The schools are not believed to be involved, according to NBC.  

-- Seriously, I’m quoting Yahoo news quoting NBC. Does anyone at either media site have half a brain?

     HAhahahah, I needed that laugh. The coach doesn’t single-handedly enroll students, so admin at the schools had to be involved as well. How many people working at the school need to be involved before you can fairly say the school was involved? How do you read this and not believe the schools are involved? I suspect the story will be nicely buried soon enough, but hopefully someone will see it and do the digging necessary to get some answers here.

     The whole student loan scam was founded because we thought lack of money was the reason kids weren’t getting in to college. But if you have a good school, if you work to maintain a reputation, it’s very clear parents will pay whatever it takes to get in. Very clear, indeed.




  1. Uninvolved means there wasn't a formal meeting with an agenda and someone keeping notes.

    1. No notes? But how can they be sure to divvy up the bribery loot properly? I'm sure when it's time to ask questions of admin involved, they'll all be on sabbatical or no longer with the institution, much like with what happened with the UNC major fraud.

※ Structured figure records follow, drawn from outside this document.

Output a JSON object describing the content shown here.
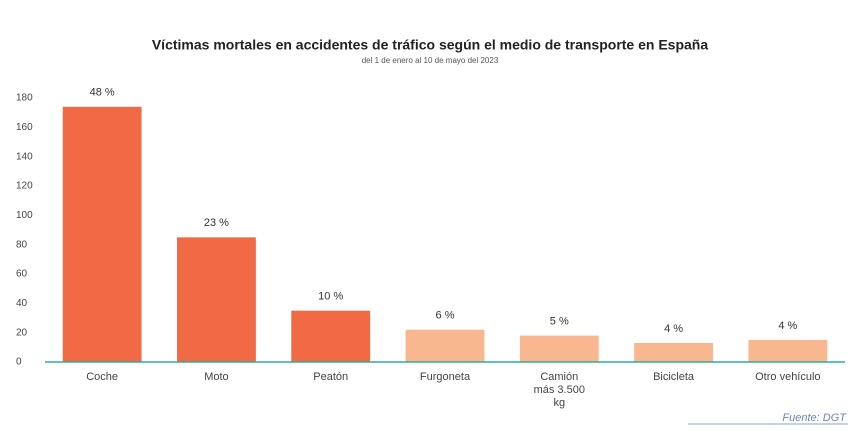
{
  "chart_data": {
    "type": "bar",
    "title": "Víctimas mortales en accidentes de tráfico según el medio de transporte en España",
    "subtitle": "del 1 de enero al 10 de mayo del 2023",
    "categories": [
      "Coche",
      "Moto",
      "Peatón",
      "Furgoneta",
      "Camión más 3.500 kg",
      "Bicicleta",
      "Otro vehículo"
    ],
    "values": [
      174,
      85,
      35,
      22,
      18,
      13,
      15
    ],
    "share_labels": [
      "48 %",
      "23 %",
      "10 %",
      "6 %",
      "5 %",
      "4 %",
      "4 %"
    ],
    "colors": [
      "#f26a45",
      "#f26a45",
      "#f26a45",
      "#f9b78f",
      "#f9b78f",
      "#f9b78f",
      "#f9b78f"
    ],
    "ylim": [
      0,
      180
    ],
    "yticks": [
      0,
      20,
      40,
      60,
      80,
      100,
      120,
      140,
      160,
      180
    ],
    "grid": false,
    "source": "Fuente: DGT"
  }
}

  2. The right question to ask is "these are successful people in business and the arts. How are they coming up with this high value for an Ivy pedigree?"

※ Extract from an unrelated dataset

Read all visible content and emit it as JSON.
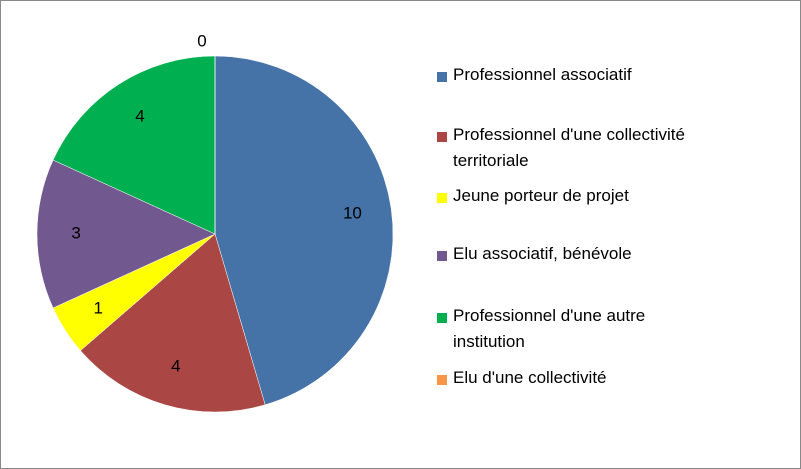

    It's simple, the Ivy pedigree is like an AKC pure bred dog certificate and people pay more when someone has gone through the IQ filter and social conditioning of an IVY. My experience with Ivy people is they *are* smart and clever. The problem is the utter lack of moral character, which is exactly mirrored in our corporations and government.

    1. I'm sure the kid who got into Harvard based on his rap video is in the 99th percentile.

      It's corruption all the way down.

  3. The Ivy League schools aren't about education. They're about knowing the right people. Networking is far more important than education, intelligence, or skills.

  4. Would any of these people even believe it if they were told that Ivy League schools go through the same accreditation as much less expensive state schools? Absolutely none of these people paying to get the big name education know that accreditation has nothing to do with education. It has to do with administration. Just because someone has a degree from any of these big name schools (Ivy League or even Big 10) doesn't mean they are getting a better education. I had taught students who transferred to USC and in talking to them later they said they had better teachers at the community college than at USC. I had a friend who got her MSW at USC and she said that most of the professors at USC were more concerned with the prestige that being a professor at USC gives than in actually being a good instructor. My niece transferred from a community college in San Diego to UCLA and she said she got a better education at the community college than at UCLA. I think it was Aristotle who said that when a person pays a lot for something they think they're getting more from it.

    1. I suspect none of them know accreditation is a fraud. However, they do know that much of higher education is a fraud, but that their kids "need" to go to college. So they see no choice but to hope the best schools aren't frauds...even as they use fraud to get into the best schools. It takes a bit of a cognitive disconnect to manage it, but desperation helps.